Sunday, February 1, 2009

TEMEL NOSCE


“Know thy self, and to man and God be true
-Imhotep-


I've recently watched the golden globe winner 'Slum Dog Millionaire' a Danny Boyle film, director of another favorite of mine 'trinspotting'. It was a superbly directed movie (duh) although it's low budget was obvious, this didn't seem to make it look cheap. The story was complete and the characters were clearly defined yet there was some ambiguity about them that had to do with their life situation. If you haven't seen it yet I wont spoil it for you, all I would say is that it was as deserving of its golden globes as Heath Ledger was of his Oscar (!YEAH!!!).


Anyway after we turned off the computer and snuggled in to bed I couldn't fall asleep. Something about the movie was picking at my brain. You see earlier that evening I was reading a book by H.D Lawrence called the 'Plumed Serpent'. I hadn't gotten very far, chapter 3 to be exact, but it was obvious that a central theme in the novel was identity. This book tackled the strange dark ambiguity of Mexico and Mexicans and their seemingly lack and search of an identity.

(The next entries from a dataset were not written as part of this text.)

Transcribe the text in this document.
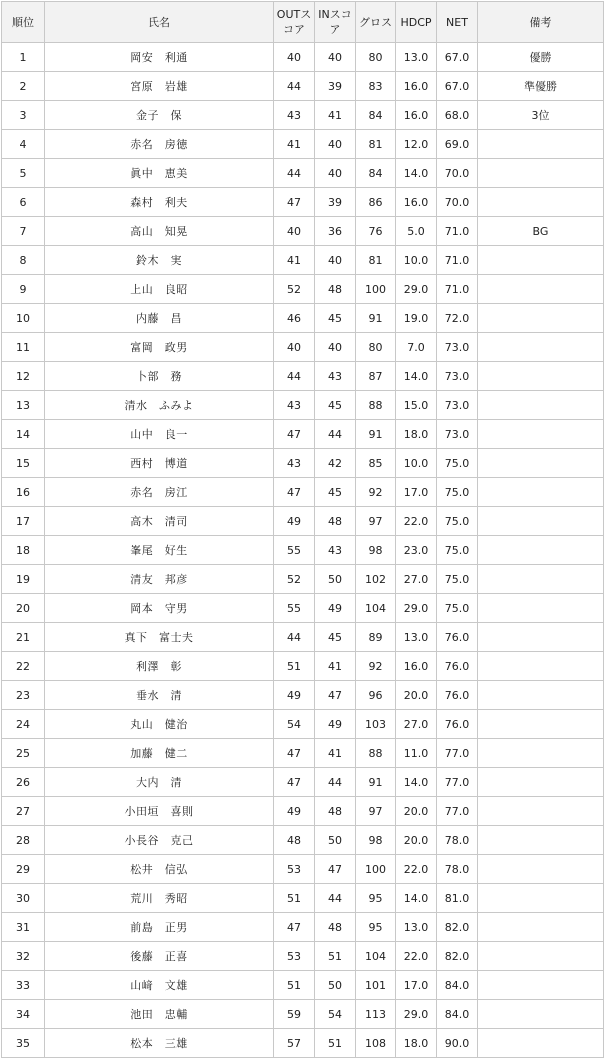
順位	氏名	OUTスコア	INスコア	グロス	HDCP	NET	備考
1	岡安　利通	40	40	80	13.0	67.0	優勝
2	宮原　岩雄	44	39	83	16.0	67.0	準優勝
3	金子　保	43	41	84	16.0	68.0	3位
4	赤名　房徳	41	40	81	12.0	69.0	
5	眞中　恵美	44	40	84	14.0	70.0	
6	森村　利夫	47	39	86	16.0	70.0	
7	高山　知晃	40	36	76	5.0	71.0	BG
8	鈴木　実	41	40	81	10.0	71.0	
9	上山　良昭	52	48	100	29.0	71.0	
10	内藤　昌	46	45	91	19.0	72.0	
11	富岡　政男	40	40	80	7.0	73.0	
12	卜部　務	44	43	87	14.0	73.0	
13	清水　ふみよ	43	45	88	15.0	73.0	
14	山中　良一	47	44	91	18.0	73.0	
15	西村　博道	43	42	85	10.0	75.0	
16	赤名　房江	47	45	92	17.0	75.0	
17	高木　清司	49	48	97	22.0	75.0	
18	峯尾　好生	55	43	98	23.0	75.0	
19	清友　邦彦	52	50	102	27.0	75.0	
20	岡本　守男	55	49	104	29.0	75.0	
21	真下　富士夫	44	45	89	13.0	76.0	
22	利澤　彰	51	41	92	16.0	76.0	
23	垂水　清	49	47	96	20.0	76.0	
24	丸山　健治	54	49	103	27.0	76.0	
25	加藤　健二	47	41	88	11.0	77.0	
26	大内　清	47	44	91	14.0	77.0	
27	小田垣　喜則	49	48	97	20.0	77.0	
28	小長谷　克己	48	50	98	20.0	78.0	
29	松井　信弘	53	47	100	22.0	78.0	
30	荒川　秀昭	51	44	95	14.0	81.0	
31	前島　正男	47	48	95	13.0	82.0	
32	後藤　正喜	53	51	104	22.0	82.0	
33	山﨑　文雄	51	50	101	17.0	84.0	
34	池田　忠輔	59	54	113	29.0	84.0	
35	松本　三雄	57	51	108	18.0	90.0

You see you wouldn't quite get it unless you've lived there, but Mexicans are a very strange and contradicting people. They are complacent yet always against something, always protesting an “injustice”. They are lazy but most of them work 6 days a week sun up to sun down. Their favorite saying is !Viva Mexico! But here there is so much death not just of the body but also of the soul. They do not know who they are, and thus can never be congruent in their actions.


There seemed to be a slightly similar thing happening in 'Slum Dog Millionaire'. There is a struggle with identity that equally is not so much on a personal basis
but on a national level. The whole of India is caught up with the implications of identity, caught up in the web of labels and stereotypes so much that people do not even know who they are, only who they are supposed to be.


I began to think about my own identity, about where I came from, my roots. My thoughts drifted to my ancestors. To who they were before they were sold into slavery, what their names were, what they did for a living, where they had lived. I thought about their forced journey, their lives as slaves and how they lived after 1833. I wondered about how their blood came down through time to reach to me, and if they were in some place looking down on me.

It made me think in my father, a Rastaman whose dream it is to reach the shores of the land of his ancestors. And for the first time I truly understood how he feels. That night I had a hole inside me that I felt could not be filled unless I had something more to hold on to than a history of slavery and vague stories of a great civilizations. I understood then the drive Alex Heley had to find out where he had come from. It seemed to be the only thing that could complete me.

Deep down I think we all need that sense of connection to something that could define us, that could give us a sense of origin and identity. Marcus Garvey once said; “For man to know himself is for him to feel that for him there is no human master” I supposed that being dominated for so many centuries by others had taken away my identity. I felt no bitterness nor hate, just an insatiable need to know.